Распыленный тополиный пух мягко летел, плыл в воздухе над зеленеющими палисадниками, над тепловатыми деревянными ступенями крыльца, осторожно цеплялся за ромашки, за траву, ложился невесомыми островками. Набухшие тополиные сережки, лопаясь, падали с легким шорохом на полированный верх машины, под которой, насвистывая, проворно елозя кедами по траве, постукивал пневматической масленкой Валерий; он, видимо, делал это не в первый раз. И Никита, чувствуя на щеке скользяще-щекотное прикосновение рассеянного в воздухе липкого пуха, проговорил не совсем твердо:
— Да, ясно…
Медля, Алексей долго разминал в испачканных пальцах тоненькую, дешевую папиросу; чернели каемки масла под ногтями, лицо было пятнисто освещено сквозь ветви иглами солнца, и тогда Никита увидел косой шрам возле его уже тронутого сединой виска, подумал, что он занимался боксом, тотчас вспомнив перчатки, кожаную грушу в его комнате, и хотел было спросить об этом, но сказал иное:
— Никогда не знал, что в Москве у меня столько родственников.

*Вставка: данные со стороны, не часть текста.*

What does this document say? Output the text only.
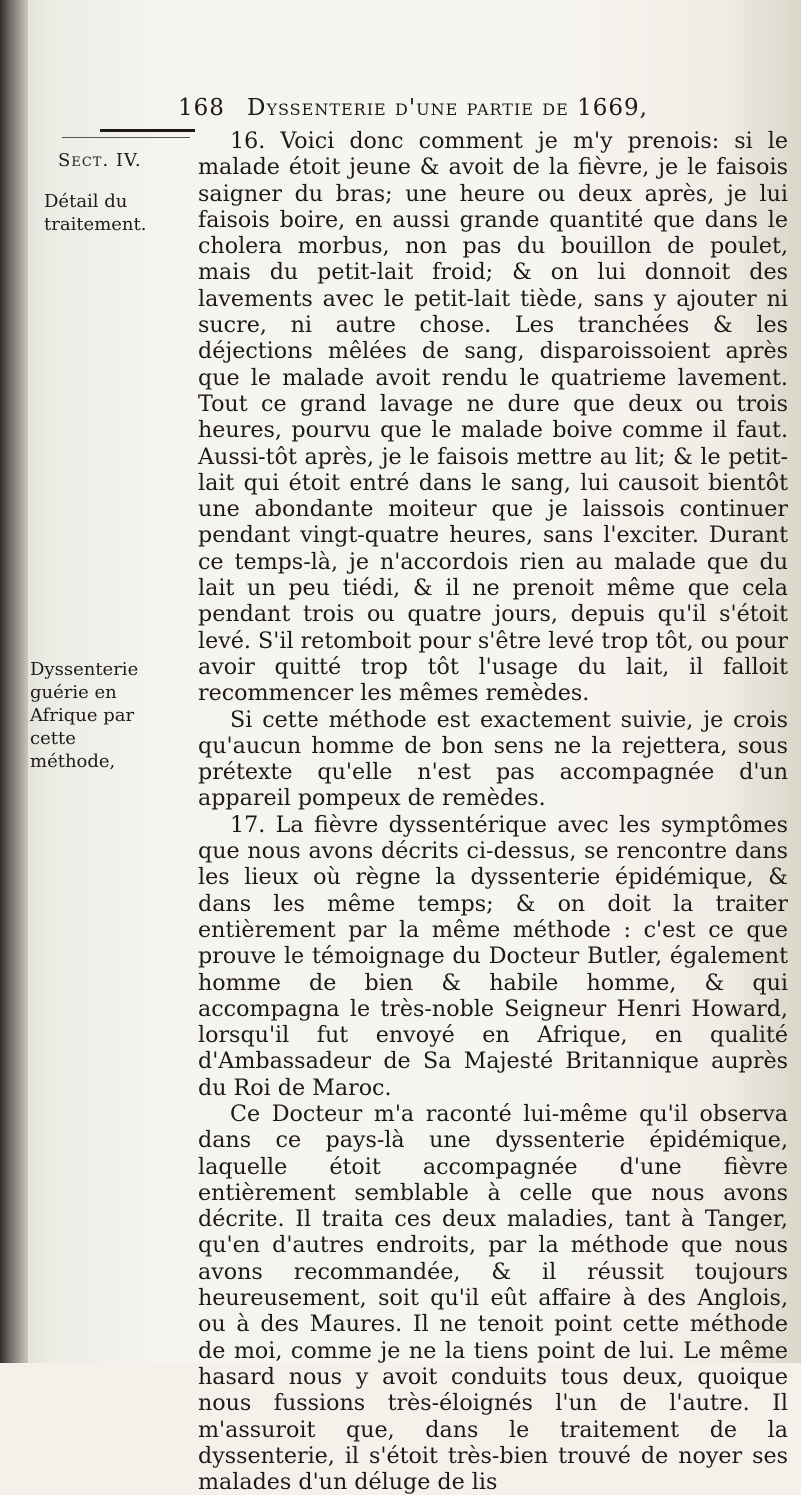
168 Dyssenterie d'une partie de 1669,
Sect. IV.
Détail du traitement.
Dyssenterie guérie en Afrique par cette méthode,

16. Voici donc comment je m'y prenois: si le malade étoit jeune & avoit de la fièvre, je le faisois saigner du bras; une heure ou deux après, je lui faisois boire, en aussi grande quantité que dans le cholera morbus, non pas du bouillon de poulet, mais du petit-lait froid; & on lui donnoit des lavements avec le petit-lait tiède, sans y ajouter ni sucre, ni autre chose. Les tranchées & les déjections mêlées de sang, disparoissoient après que le malade avoit rendu le quatrieme lavement. Tout ce grand lavage ne dure que deux ou trois heures, pourvu que le malade boive comme il faut. Aussi-tôt après, je le faisois mettre au lit; & le petit-lait qui étoit entré dans le sang, lui causoit bientôt une abondante moiteur que je laissois continuer pendant vingt-quatre heures, sans l'exciter. Durant ce temps-là, je n'accordois rien au malade que du lait un peu tiédi, & il ne prenoit même que cela pendant trois ou quatre jours, depuis qu'il s'étoit levé. S'il retomboit pour s'être levé trop tôt, ou pour avoir quitté trop tôt l'usage du lait, il falloit recommencer les mêmes remèdes.

Si cette méthode est exactement suivie, je crois qu'aucun homme de bon sens ne la rejettera, sous prétexte qu'elle n'est pas accompagnée d'un appareil pompeux de remèdes.

17. La fièvre dyssentérique avec les symptômes que nous avons décrits ci-dessus, se rencontre dans les lieux où règne la dyssenterie épidémique, & dans les même temps; & on doit la traiter entièrement par la même méthode : c'est ce que prouve le témoignage du Docteur Butler, également homme de bien & habile homme, & qui accompagna le très-noble Seigneur Henri Howard, lorsqu'il fut envoyé en Afrique, en qualité d'Ambassadeur de Sa Majesté Britannique auprès du Roi de Maroc.

Ce Docteur m'a raconté lui-même qu'il observa dans ce pays-là une dyssenterie épidémique, laquelle étoit accompagnée d'une fièvre entièrement semblable à celle que nous avons décrite. Il traita ces deux maladies, tant à Tanger, qu'en d'autres endroits, par la méthode que nous avons recommandée, & il réussit toujours heureusement, soit qu'il eût affaire à des Anglois, ou à des Maures. Il ne tenoit point cette méthode de moi, comme je ne la tiens point de lui. Le même hasard nous y avoit conduits tous deux, quoique nous fussions très-éloignés l'un de l'autre. Il m'assuroit que, dans le traitement de la dyssenterie, il s'étoit très-bien trouvé de noyer ses malades d'un déluge de lis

— Ну как же, твоя мать — родная сестра профессора Грекова. — Алексей чиркнул спичкой, не торопясь прикурил. — А у них большая семья. Когда-то твоя мать бывала у всех.

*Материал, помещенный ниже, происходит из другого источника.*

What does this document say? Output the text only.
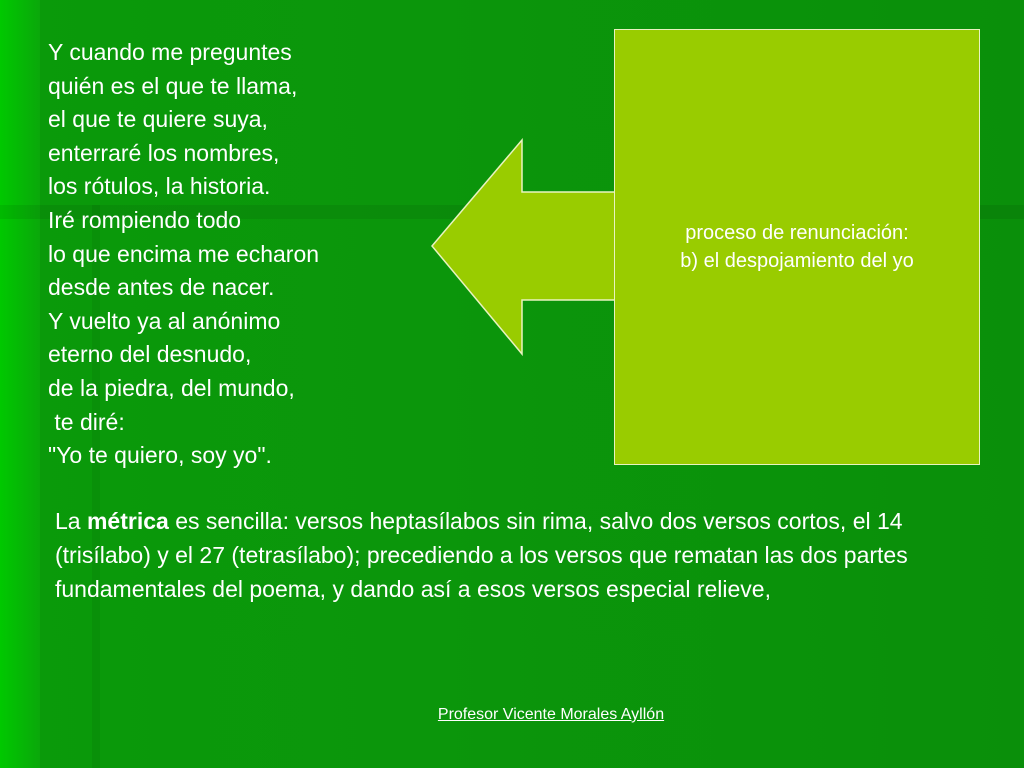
Y cuando me preguntes
quién es el que te llama,
el que te quiere suya,
enterraré los nombres,
los rótulos, la historia.
Iré rompiendo todo
lo que encima me echaron
desde antes de nacer.
Y vuelto ya al anónimo
eterno del desnudo,
de la piedra, del mundo,
te diré:
"Yo te quiero, soy yo".
proceso de renunciación:
b) el despojamiento del yo
La métrica es sencilla: versos heptasílabos sin rima, salvo dos versos cortos, el 14 (trisílabo) y el 27 (tetrasílabo); precediendo a los versos que rematan las dos partes fundamentales del poema, y dando así a esos versos especial relieve,
Profesor Vicente Morales Ayllón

— Разве ты знал мою мать? — недоверчиво спросил Никита, смахнув прилипший к потной переносице назойливый пух, и повторил: — Ты когда-нибудь видел ее?

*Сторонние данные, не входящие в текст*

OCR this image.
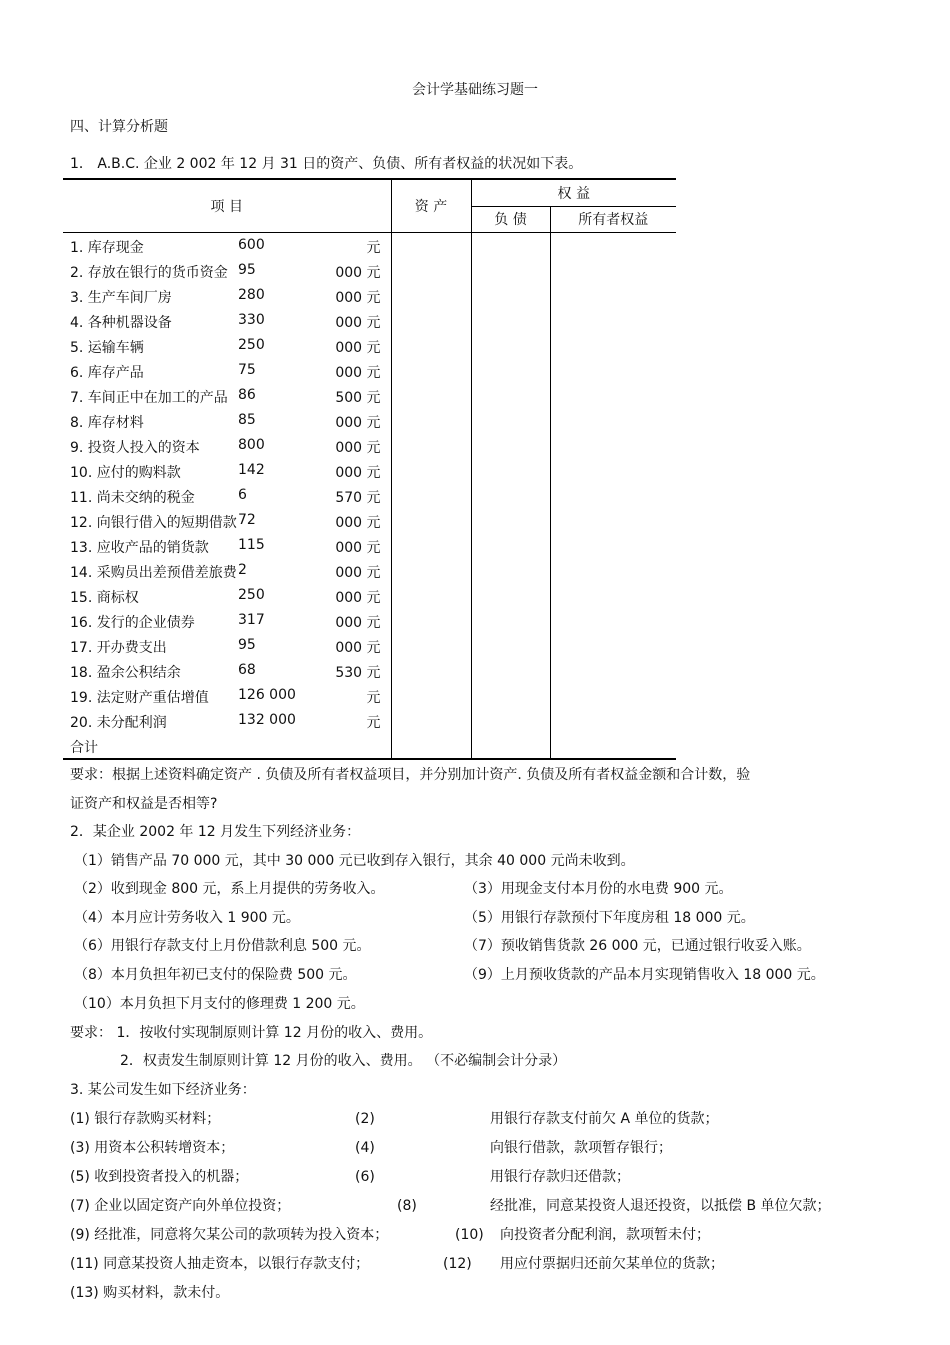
会计学基础练习题一
四、计算分析题
1． A.B.C. 企业 2 002 年 12 月 31 日的资产、负债、所有者权益的状况如下表。
项 目	资 产	权 益	
		负 债	所有者权益

1. 库存现金 600 元			

2. 存放在银行的货币资金 95 000 元			

3. 生产车间厂房 280 000 元			

4. 各种机器设备 330 000 元			

5. 运输车辆 250 000 元			

6. 库存产品 75 000 元			

7. 车间正中在加工的产品 86 500 元			

8. 库存材料 85 000 元			

9. 投资人投入的资本 800 000 元			

10. 应付的购料款 142 000 元			

11. 尚未交纳的税金 6 570 元			

12. 向银行借入的短期借款 72 000 元			

13. 应收产品的销货款 115 000 元			

14. 采购员出差预借差旅费 2 000 元			

15. 商标权 250 000 元			

16. 发行的企业债券 317 000 元			

17. 开办费支出 95 000 元			

18. 盈余公积结余 68 530 元			

19. 法定财产重估增值 126 000 元			

20. 未分配利润 132 000 元			

合计			

要求：根据上述资料确定资产 . 负债及所有者权益项目，并分别加计资产. 负债及所有者权益金额和合计数，验
证资产和权益是否相等?
2．某企业 2002 年 12 月发生下列经济业务：
（1）销售产品 70 000 元，其中 30 000 元已收到存入银行，其余 40 000 元尚未收到。
（2）收到现金 800 元，系上月提供的劳务收入。	（3）用现金支付本月份的水电费 900 元。
（4）本月应计劳务收入 1 900 元。	（5）用银行存款预付下年度房租 18 000 元。
（6）用银行存款支付上月份借款利息 500 元。	（7）预收销售货款 26 000 元，已通过银行收妥入账。
（8）本月负担年初已支付的保险费 500 元。	（9）上月预收货款的产品本月实现销售收入 18 000 元。
（10）本月负担下月支付的修理费 1 200 元。
要求： 1．按收付实现制原则计算 12 月份的收入、费用。
2．权责发生制原则计算 12 月份的收入、费用。 （不必编制会计分录）
3. 某公司发生如下经济业务：
(1) 银行存款购买材料；	(2)	用银行存款支付前欠 A 单位的货款；
(3) 用资本公积转增资本；	(4)	向银行借款，款项暂存银行；
(5) 收到投资者投入的机器；	(6)	用银行存款归还借款；
(7) 企业以固定资产向外单位投资；	(8)	经批准，同意某投资人退还投资，以抵偿 B 单位欠款；
(9) 经批准，同意将欠某公司的款项转为投入资本；	(10) 向投资者分配利润，款项暂未付；
(11) 同意某投资人抽走资本，以银行存款支付；	(12) 用应付票据归还前欠某单位的货款；
(13) 购买材料，款未付。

Знойно сверкало, жгуче сквозило в тополях солнце, и Никита как-то по-особому отчетливо видел вблизи лицо Алексея, этот негородской, заросший травой дворик с палисадниками, ромашки, раскрытые окна в низком деревянном домике, и даже представилось на секунду, что он все это уже давно когда-то видел, что все это было давно знакомо ему. Но нет, он никогда ничего подобного не видел и не мог знать, что здесь, в тихом зеленом дворике Замоскворечья, жил его брат Алексей, — и показалось ему сейчас, что его приезд сюда с Валерием походил на кем-то начатую странную игру, а он как бы насильно был втянут в эту игру. И Никита сказал:
— Странно все-таки… В один день мы все оказались родственниками…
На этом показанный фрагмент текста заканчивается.